Afifa Aleiby: the Art of Re-Existence

By Olga Nefedova

Behind the collection of Afifa Aleiby’s works lies a dramatic personal and collective history that forms a red thread running through her oeuvre, from her early years in Iraq, continuing during her time as a student in Moscow, and up to her later years of forced exile. Her personal story confronts us with her passion for forms, shapes, figures and storylines, with all these elements fulfilling their role in a complex visual drama rife with references to social and political regimes and cross-cultural conflicts.

Like many artists of her generation in Iraq, Aleiby came of age during a period of enormous social and economic changes, which manifested through the growing disparities between tradition and modernity, and between local and global. Born in Basra, she began her formal art education at the Fine Arts Institute in Baghdad, combining her studies with work as an illustrator for the local newspaper Tariq Al Shaab. It was at this institute that the ideals of communism and universal equality she was taught at home began to take more definite shape. The combination of these ideals and her artistic talent gained her a scholarship to study in the then-USSR, where in 1976 she was admitted to the Surikov Institute, to this day one of the leading art institutions in Russia. She graduated in 1981, but due to the political situation in her home country she could not return to Iraq and was forced to go to Italy, and later to Yemen. Eventually she was granted political asylum in the Netherlands in 1993, followed by the Dutch nationality in 1998.

For several decades, Aleiby’s multifaceted artistic practice served as a vehicle to create allegories that reveal the dark side of human nature. These tales are drawn from the artist’s own personal experiences and boldly take on the themes of war, betrayal and global instability. During her early years in Iraq she was deeply influenced by Impressionistic painters and by the colour use of such artists as Toulouse Lautrec and Degas, and by the aesthetic and finesse of Renaissance masters such as Botticelli, Masaccio and Pierro Della Francesca.

An obvious shift in her style and subject matter took place during her Moscow years. The ideology of Soviet Realism, reflected in the art institute’s curriculum, began to feature in her works, which took on subjects related to an optimistic, glorious and bright future, or to martyrdom and misery. Her familiarity with Arab, Russian and European Renaissance visual imagery injected her work with a force that bewitches us with a sense of mysterious understatement, and that invites a dialogue between the artist and the viewer.

Her post-Moscow works deal with the memories of her years living in Iraq. The artist’s personal experience of war and political upheaval greatly influenced the conceptual and formal trajectory of her production during this period. Anguish and anger pervade the paintings, emotions nourished by the suffering of people in Iraq, as expressed mainly through the female figure that features as the main character throughout her oeuvre. Political discourse and subversive narratives intertwine in the artist’s mind as well as in her works. What we see is an encapsulation of flashing images of trauma and suffering woven together into a totalizing, aesthetic imagery. Just as that of many other artists from the same region, Aleiby’s artistic language is closely related to the political and social problems resulting from the harrowing violence that has plagued her native country for decades.

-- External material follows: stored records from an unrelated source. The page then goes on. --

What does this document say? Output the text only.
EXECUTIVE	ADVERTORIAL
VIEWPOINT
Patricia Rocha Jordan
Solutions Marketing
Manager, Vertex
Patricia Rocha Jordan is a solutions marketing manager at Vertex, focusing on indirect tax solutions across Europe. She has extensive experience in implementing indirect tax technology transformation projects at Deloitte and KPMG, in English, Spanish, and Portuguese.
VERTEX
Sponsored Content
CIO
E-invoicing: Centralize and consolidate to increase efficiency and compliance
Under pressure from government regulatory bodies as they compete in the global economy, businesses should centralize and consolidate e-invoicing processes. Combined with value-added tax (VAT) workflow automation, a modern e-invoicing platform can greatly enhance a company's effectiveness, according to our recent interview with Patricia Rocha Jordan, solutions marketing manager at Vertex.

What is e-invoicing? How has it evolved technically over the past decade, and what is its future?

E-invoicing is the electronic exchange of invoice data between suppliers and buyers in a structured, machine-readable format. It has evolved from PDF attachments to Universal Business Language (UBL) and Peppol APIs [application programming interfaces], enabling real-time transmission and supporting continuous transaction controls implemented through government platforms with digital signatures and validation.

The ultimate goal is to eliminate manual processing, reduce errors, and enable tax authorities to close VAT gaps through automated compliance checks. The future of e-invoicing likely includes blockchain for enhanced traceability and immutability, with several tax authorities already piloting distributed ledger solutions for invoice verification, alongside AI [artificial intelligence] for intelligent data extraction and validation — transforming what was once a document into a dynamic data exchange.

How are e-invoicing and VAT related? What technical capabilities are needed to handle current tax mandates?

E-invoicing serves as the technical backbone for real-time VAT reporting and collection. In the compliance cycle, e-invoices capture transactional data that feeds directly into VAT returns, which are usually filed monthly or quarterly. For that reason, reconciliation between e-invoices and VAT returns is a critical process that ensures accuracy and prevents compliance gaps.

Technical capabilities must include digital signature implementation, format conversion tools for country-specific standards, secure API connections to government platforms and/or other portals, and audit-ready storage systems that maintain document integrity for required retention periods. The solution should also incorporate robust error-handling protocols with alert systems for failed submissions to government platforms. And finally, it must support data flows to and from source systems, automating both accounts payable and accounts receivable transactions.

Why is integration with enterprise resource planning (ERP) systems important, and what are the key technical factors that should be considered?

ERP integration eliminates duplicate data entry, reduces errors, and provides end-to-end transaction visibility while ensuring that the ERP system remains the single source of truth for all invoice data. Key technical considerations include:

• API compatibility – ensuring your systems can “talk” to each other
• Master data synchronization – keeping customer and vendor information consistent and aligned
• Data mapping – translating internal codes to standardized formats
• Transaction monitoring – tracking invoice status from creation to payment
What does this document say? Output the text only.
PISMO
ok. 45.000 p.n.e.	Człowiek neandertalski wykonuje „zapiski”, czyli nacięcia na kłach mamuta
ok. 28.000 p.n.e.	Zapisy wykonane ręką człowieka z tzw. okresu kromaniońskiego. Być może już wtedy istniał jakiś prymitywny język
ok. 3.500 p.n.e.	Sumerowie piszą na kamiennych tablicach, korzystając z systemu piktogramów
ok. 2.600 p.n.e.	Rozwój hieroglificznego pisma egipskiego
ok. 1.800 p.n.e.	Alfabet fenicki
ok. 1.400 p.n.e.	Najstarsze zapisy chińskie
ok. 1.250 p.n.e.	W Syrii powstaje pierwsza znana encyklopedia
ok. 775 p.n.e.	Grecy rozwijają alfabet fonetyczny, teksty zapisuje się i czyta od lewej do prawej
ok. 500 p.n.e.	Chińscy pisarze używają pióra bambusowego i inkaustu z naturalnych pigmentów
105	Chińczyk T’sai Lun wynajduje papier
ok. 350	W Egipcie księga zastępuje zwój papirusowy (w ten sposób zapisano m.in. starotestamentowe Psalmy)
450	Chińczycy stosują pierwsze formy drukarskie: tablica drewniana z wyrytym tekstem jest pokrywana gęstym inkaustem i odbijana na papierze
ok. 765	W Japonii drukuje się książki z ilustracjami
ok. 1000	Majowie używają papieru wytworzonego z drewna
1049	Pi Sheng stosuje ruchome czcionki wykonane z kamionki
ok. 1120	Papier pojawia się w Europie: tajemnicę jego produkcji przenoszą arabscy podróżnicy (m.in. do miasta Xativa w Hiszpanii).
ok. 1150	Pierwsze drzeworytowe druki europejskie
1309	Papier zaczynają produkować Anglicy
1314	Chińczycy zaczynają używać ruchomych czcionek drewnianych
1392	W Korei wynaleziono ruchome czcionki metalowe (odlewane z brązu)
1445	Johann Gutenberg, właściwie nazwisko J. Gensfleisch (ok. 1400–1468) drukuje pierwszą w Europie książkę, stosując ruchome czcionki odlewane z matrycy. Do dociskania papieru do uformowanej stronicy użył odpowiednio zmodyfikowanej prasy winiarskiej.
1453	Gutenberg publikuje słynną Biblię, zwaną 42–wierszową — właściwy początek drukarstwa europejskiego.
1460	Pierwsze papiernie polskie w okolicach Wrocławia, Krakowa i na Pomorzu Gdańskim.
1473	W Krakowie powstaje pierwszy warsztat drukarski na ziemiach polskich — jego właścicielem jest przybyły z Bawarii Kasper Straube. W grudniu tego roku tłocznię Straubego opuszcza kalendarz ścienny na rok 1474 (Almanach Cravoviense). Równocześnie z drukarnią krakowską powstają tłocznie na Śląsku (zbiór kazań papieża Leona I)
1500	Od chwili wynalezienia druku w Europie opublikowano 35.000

Having left Iraq, Aleiby is constantly faced with the fact that she is not in the country of her origin, and that while she is living in safety in Europe, her fellow countrymen and women suffer unspeakable horrors and injustices. During this period, Aleiby begins to introduce the ancient history of Mesopotamia (Iraq) into her tales of the present. Much of the iconography that we see here is distilled from the ancient collective history of the artist’s birthplace, in combination with her own traumatic past.

In Aleiby’s more recent, post-2000 output, the artist presents us with series of Surrealist-like paintings. What is extraordinary about these at first glance is the originality of their colours and shapes vis-à-vis their tightly controlled details. From afar these frameless paintings produce an elusive feeling of ‘unreality’ enriched with a constant fluidity – fluidity of forms, of shapes, of figures, of narratives – from one figure to another, from one structure to another, from one world to the other. The works are soft, playful, alluring and colourful; each lost in the ephemeral vastness of a faraway dream. Renaissance-like, semi-translucent women appear to float, body and material construction blending and becoming one – the spirits and the ghosts. The multiplication of these female figures across Aleiby’s work creates the image of an ideal woman that manages to survive the trials and indignities, while maintaining self-awareness and grace. Rather than smiling, the faces of these figures express a sombre sadness, although they are equally aware of their potential and power and their desire to resist.

What matters in Aleiby’s work is not what you see, but the manner in which the subjectivity of the depiction informs us about what we are seeing. The artist does not ‘represent’ Middle Eastern culture and people, but belongs to a larger context of contemporary Iraqi and global art, to which she speaks and responds so compassionately and eloquently. Aleiby achieves this global or universal quality by appropriating Western artistic techniques and technologies and using them as weapons, not only as an act of resistance but, above all, of re-existence.